You need to understand that by 1989, a vast majority of what I'd listened to in my life was rock, metal, classic rock, and hair bands. Sure, I did deviate from that small range of music to listen to some electronic and synth pop, but it was limited. I didn't know what to listen to because I didn't have the World Wide Web to guide me through my musical education. I had friends and they all listened to -- you guessed it -- rock, metal, classic rock, and hair bands.
But there was one friend, Jeff, who tried to be a little different and I think that's why we got along so well. He was the buddy who was a geek with me. We loved Star Wars and other science fiction and fantasy movies. We built, raced, and modded remote control trucks. We went to movies. We lived in hobby shops. We read comics. We traded sports cards. We did it all.
So, of course I trusted him when he showed me this cassette with an odd blue and pink patterned cover and said that I had to listen to it, yanno, pretty much in the same way that Natalie Portman introduces Zack Braff to The Shins, with the line, "It will change your life." And it did. In so many ways. Trent Reznor's hardcore industrial electronic sound was unlike anything I'd heard before and set the bar for anything I'd try to listen to from that point forward.

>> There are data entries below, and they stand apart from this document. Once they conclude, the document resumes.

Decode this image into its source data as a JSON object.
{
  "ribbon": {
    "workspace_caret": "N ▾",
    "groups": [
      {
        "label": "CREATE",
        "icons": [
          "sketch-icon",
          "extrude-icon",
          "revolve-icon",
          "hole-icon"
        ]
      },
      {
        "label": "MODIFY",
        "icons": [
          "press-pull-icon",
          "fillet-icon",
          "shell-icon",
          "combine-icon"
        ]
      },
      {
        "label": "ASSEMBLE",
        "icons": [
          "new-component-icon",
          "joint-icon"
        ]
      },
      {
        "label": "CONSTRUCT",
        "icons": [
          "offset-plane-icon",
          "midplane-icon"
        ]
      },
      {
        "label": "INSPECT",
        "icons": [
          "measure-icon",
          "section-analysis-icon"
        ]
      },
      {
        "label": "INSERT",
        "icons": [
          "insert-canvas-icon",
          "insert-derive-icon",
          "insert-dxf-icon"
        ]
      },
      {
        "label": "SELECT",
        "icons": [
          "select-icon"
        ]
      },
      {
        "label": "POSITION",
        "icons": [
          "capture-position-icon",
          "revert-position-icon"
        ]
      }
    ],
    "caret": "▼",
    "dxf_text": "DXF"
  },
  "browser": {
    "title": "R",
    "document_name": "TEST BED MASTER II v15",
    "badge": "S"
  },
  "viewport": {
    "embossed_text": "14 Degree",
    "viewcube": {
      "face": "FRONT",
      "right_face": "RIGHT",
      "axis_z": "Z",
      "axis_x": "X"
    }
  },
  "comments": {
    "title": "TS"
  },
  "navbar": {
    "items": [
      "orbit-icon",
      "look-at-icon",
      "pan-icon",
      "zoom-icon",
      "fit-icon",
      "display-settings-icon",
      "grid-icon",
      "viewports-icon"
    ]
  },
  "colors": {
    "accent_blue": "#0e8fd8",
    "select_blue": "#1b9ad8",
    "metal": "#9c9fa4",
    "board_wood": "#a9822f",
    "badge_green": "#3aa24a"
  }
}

In the 30 ensuing years, I've owned multiple copies of this album on cassette and CD. I've dubbed copies on cassette and minidisc. I've burned copies on CD. I've included songs on all kinds of mixtapes and mix CDs and playlists. I downloaded it from Limewire. I bought it from iTunes. I've favorited it on Spotify. It has never gotten old or boring or inconsequential.
It has just always been there. And I firmly believe it always will be.
I know many people who prefer The Downward Spiral and think that album is Trent and Co's best. Hey, you can believe what you want. Pretty Hate Machine is both the start of his career and, I argue, the peak of it. He's still great now and I love his more recent offerings, but nothing will ever compare to my first NIN.
Happy birthday, Pretty Hate Machine!
And, yes, I did vote for Nine Inch Nails to be inducted into the Rock & Roll Hall of Fame. Damn right. And you can, too, via Google.